In Dune, Duke Leto Atreides and his family (son Paul and concubine Lady Jessica) move to the desert planet of Arrakis, having been granted control of the planet by the Emperor – an opportunity that the Duke suspects is a trap, but one that can’t be refused.
Arrakis has little to offer – it is inhospitable and desolate – except that it is the only source of “spice” – a drug that is used throughout the empire, and therefore the posting is a lucrative one.
He who controls the spice controls the universe.
When the anticipated betrayal comes, Paul and Lady Jessica manage to escape, and are taken in by the “Fremen” – the native inhabitants of Arrakis, and from there Paul plans his revenge, the design and execution of which comprises the remainder of the novel.
Dune was first published in 1965, and is the most successful science fiction novel of all time. To commemorate the 50th anniversary, various new editions have been published, including a stunning illustrated volume from the Folio Society.
I’ve not read Dune before. I had (erroneously, as it turns out) assumed that it’s what I think of as “hard sci fi” which I often struggle to follow and usually don’t get on with. How wrong I was! Dune is the perfect blend of science fiction and fantasy. For example, there is space travel, but the technology that enables this isn’t detailed at all, it’s just something that is possible. And life on Arrakis seems relatively basic, despite the technological advancements in the universe. Essentially, it comes across as an epic adventure that just happens to be set in a technologically advanced environment.
Being a desert planet, water is a precious commodity, and I thought that the ways in which water was used throughout the novel were extremely clever, and I could easily believe that these uses could be true of desert cultures historically, if not today. For example, throwing water on the ground (thereby wasting it) is considered to be indicative of wealth, in that you have enough of it to spare that you can throw it away. And spitting, using even a tiny bit of the body’s moisture, is taken as a significant mark of respect.
Given when it was written, I had some initial concerns about the treatment of women within the novel, given that females can come off badly in (science) fiction. Whilst I can’t honestly say that there is a fair gender divide – there is a clear overruling patriarchy – women are certainly not portrayed purely as damsels in distress or merely present for the purposes of reproduction. Whilst the women may not lead overtly, they are certainly influential in the Empire, and do hold power – more so than I expected. Lady Jessica herself is one of the Bene Gesserit, a female-orientated political force – consider them an all-female group of Jedis and you won’t be far wrong. This was pleasantly surprising to me – not perfect, but more balanced than I had expected.

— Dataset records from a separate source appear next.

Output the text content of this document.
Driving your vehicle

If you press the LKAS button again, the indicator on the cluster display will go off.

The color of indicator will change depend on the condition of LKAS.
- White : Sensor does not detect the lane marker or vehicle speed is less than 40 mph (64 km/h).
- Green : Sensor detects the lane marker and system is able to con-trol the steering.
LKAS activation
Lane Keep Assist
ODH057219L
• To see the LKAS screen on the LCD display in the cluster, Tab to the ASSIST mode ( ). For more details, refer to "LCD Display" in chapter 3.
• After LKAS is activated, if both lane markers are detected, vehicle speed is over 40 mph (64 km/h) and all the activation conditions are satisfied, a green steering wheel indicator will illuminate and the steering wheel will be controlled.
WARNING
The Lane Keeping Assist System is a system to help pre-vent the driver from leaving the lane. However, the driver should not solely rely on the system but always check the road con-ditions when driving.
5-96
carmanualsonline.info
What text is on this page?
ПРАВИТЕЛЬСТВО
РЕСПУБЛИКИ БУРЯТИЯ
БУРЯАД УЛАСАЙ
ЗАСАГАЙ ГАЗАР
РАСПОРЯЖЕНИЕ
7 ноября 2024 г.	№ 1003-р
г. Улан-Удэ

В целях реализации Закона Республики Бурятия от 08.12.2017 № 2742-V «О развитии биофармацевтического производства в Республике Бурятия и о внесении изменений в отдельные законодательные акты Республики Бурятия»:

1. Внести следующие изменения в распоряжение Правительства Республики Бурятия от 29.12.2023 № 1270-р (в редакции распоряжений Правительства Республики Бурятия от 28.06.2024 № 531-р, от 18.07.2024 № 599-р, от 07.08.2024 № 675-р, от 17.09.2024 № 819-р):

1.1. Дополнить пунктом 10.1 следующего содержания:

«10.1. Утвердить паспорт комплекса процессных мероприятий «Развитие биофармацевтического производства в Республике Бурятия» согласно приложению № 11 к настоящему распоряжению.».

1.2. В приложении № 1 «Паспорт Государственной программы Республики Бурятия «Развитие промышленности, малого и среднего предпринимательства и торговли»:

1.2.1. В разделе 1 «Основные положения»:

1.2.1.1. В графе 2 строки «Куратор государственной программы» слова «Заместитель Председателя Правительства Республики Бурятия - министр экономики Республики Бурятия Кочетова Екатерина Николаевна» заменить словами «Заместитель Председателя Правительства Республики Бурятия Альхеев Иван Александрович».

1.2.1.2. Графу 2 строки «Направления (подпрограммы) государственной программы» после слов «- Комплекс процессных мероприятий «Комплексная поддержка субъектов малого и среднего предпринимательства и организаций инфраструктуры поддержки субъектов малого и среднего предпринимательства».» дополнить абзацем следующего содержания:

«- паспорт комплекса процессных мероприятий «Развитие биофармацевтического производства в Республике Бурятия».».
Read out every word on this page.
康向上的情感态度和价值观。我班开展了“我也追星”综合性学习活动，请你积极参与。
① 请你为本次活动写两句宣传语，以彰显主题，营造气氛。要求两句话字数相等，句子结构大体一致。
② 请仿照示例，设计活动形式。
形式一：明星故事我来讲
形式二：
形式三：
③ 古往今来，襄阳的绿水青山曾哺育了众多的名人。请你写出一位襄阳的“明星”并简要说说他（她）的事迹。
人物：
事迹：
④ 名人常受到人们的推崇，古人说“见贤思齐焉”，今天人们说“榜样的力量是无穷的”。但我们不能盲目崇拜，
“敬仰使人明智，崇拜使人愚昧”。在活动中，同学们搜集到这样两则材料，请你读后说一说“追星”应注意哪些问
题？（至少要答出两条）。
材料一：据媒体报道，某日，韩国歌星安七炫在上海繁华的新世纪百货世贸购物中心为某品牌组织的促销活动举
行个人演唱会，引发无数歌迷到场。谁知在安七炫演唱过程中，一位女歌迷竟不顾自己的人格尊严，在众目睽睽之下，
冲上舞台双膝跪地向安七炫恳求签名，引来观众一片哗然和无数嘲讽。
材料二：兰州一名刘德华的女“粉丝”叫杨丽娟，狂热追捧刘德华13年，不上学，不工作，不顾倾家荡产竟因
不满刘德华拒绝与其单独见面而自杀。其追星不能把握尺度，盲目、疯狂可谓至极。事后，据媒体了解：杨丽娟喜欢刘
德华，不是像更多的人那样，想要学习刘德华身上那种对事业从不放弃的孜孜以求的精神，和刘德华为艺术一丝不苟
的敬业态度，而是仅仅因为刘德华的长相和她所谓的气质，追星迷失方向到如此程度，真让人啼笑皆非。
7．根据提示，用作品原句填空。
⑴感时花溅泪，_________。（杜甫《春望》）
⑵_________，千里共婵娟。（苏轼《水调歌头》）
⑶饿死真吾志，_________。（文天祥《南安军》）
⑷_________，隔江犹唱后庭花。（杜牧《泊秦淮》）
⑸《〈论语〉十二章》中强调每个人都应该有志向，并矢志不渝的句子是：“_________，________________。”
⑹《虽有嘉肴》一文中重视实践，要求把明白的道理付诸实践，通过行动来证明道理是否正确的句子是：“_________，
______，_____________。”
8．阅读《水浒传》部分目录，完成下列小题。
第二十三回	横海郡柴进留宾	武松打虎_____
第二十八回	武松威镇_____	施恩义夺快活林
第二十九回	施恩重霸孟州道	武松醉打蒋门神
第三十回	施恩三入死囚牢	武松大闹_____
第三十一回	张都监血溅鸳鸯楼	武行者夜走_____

Being written in the sixties, there are “real world” political overtones to consider. On one side, we have the Atreides who are portrayed as being very noble – the good guys, if you will. The names “Paul” and “Jessica” to me sound quite Western. Against this, you have the extremely Russian sounding “Vladimir Harkonnen” as the Duke’s opposite, and who also happens to be gay and is portrayed as being quite a depraved character. I thought that this was extremely unsubtle, and I wonder how this was received when it was first published, given the tensions between East and West, and views on homosexuality at the time.
So, having avoided it for ages, it turns out that I really enjoyed Dune! I don’t know what influences George R. R. Martin states for A Song of Ice and Fire, but I’d be surprised if Dune isn’t among them – there is a comparable level of treachery and scheming within the novel. It’s big and bold and incredibly complex, and I loved it, and I’m slightly ashamed that it’s taken me this long to read it.